Alors en ce moment, je suis épris des livres de Christian Bobin, pour sa vision poétique et sensible au monde. Mais j’ai surtout été transporté dans mes lectures par Jorges Luis Borgès, pour ses visions magiques, son érudition et sa capacité à nous faire douter de tous les savoirs et Roberto Bolaño, avec «Les Détectives Sauvages» et «2666» ainsi que tous ses autres livres. Sa manière de raconter la deuxième partie du vingtième siècle d’une manière sensible, réaliste et humaine avec tout ce qui en découle, la beauté comme la misère, m’a retourné. J’ai retrouvé le même sens aigu de folie et réalisme dans «Jérusalem» d’Alan Moore et «L’Infinie Comédie» de à David Foster Wallace, de gros pavés que j’adore pour leur complexité. En bande dessinée, Joan Sfar m’a beaucoup inspiré, ses carnets ont été utile pour me détacher du dessin parfait. «Le chat du Rabbin» et la série «Donjon» qu’il a créée avec Lewis Trondheim est incroyable conceptuellement et visuellement.

Que vous inspire le monde des bibliothèques?

Depuis tout petit, je suis fasciné par les livres. Quand mes parents allaient chez des amis, je passais ma soirée à regarder et lire les livres de leur bibliothèque, par curiosité et pour comprendre le monde. Quand je recevais un nouveau livre, je le mettais à côté de ma tête, pour dormir. Je ne le lisais pas tout de suite, je préférais encore plus l’excitation de l’attente de le commencer. Plus tard, j’ai compris qu’on pouvait faire des liens subtils entre les œuvres, là c’est devenu fou, j’avais l’impression de découvrir un monde sans fin et cet infini m’attirait, ne me faisait aucunement peur. Je cherchais les liens entre les livres, les œuvres, les auteurs. Je dois vivre entouré de livres. C’est comme si les écrivains étaient avec moi, m’accompagnaient sur mon chemin personnel, comme s’ils avaient le pouvoir de m’aider. Et ils m’aident. Si je visite un endroit et qu’il n’y a pas de livres, j’ai l’impression d’un vide et cela me rend tellement triste!
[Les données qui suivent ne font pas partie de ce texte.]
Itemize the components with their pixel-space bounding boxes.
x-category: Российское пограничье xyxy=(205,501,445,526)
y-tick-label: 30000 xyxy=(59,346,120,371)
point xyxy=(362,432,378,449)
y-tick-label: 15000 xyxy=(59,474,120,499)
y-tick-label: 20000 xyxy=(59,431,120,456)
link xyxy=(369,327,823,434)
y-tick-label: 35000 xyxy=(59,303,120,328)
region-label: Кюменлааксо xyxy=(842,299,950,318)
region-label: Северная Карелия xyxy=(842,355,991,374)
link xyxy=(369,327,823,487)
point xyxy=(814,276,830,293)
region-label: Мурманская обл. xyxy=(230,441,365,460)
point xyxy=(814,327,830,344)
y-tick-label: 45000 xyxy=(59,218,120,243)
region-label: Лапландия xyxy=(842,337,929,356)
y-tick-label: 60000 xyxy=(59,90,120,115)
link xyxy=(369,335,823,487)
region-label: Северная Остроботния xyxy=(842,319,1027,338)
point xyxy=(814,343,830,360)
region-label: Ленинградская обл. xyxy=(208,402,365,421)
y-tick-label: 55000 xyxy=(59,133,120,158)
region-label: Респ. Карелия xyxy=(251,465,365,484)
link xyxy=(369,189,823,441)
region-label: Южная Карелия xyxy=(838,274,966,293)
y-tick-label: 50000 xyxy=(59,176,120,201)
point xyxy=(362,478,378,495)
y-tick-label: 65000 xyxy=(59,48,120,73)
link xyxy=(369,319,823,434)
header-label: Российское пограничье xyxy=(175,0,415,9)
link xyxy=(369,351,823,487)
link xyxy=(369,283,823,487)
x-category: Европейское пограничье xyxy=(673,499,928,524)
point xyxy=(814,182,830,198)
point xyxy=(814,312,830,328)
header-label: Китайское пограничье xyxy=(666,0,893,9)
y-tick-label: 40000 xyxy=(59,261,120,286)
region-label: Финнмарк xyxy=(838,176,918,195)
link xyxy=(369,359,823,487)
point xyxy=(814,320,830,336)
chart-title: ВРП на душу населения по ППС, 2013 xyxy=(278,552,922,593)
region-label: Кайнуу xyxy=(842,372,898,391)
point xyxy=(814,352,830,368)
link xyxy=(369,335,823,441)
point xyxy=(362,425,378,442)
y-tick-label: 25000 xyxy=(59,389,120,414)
Vos dessins racontent des histoires. La preuve qu’en mots ou images, nous avons tous et toujours besoin d’histoires?

Oui, nous sommes des êtres d’histoires. Chaque traces, dessin ou texte, raconte quelque chose et en même temps révèle un peu de la personne qui l’a fait apparaître dans ce monde. On a un réel besoin d’histoires, pour communiquer, pour nous relier les uns aux autres, pour nous perdre, nous situer et nous retrouver dans cet univers.

Quel futur prédisez-vous au livre? Un avenir papier ou numérique?

Les deux. Rien ne remplacera la sensation du papier tourné à la lueur d’une lampe torche sous un drap, la nuit, à découvrir des histoires qui nous transportent, nous font imaginer plutôt que nous donner des réponses toutes faites. De l’autre côté, le numérique permet de nouveau mode de créations, des apps de romans graphiques qui incluent le geste comme élément narratif, je pense à «Phallaina», magnifique histoire qui se déroule au rythme que l’on lui donne et qui fonctionne bien avec le format smartphone.

Le motif du livre revient de manière logique souvent dans vos dessins de notre programme culturel. Le livre est-il un motif évocateur pour un dessinateur?

Complètement! C’est un objet ultra basique de forme rectangulaire et d’épaisseur variable devenu un lieu commun, un archétype que tout le monde connaît, on peut y inscrire ce qu’on veut dessus, une sorte de mise en abime de la page sur laquelle je dessine, et qui, si on l’ouvre permet d’en faire un objet volant, comme un oiseau, et un objet fluide, si les pages s’envolent. Il a donc plusieurs états, comme la matière! Solide, liquide, gazeux. C’est une sorte de boîte de Pandore en sommes.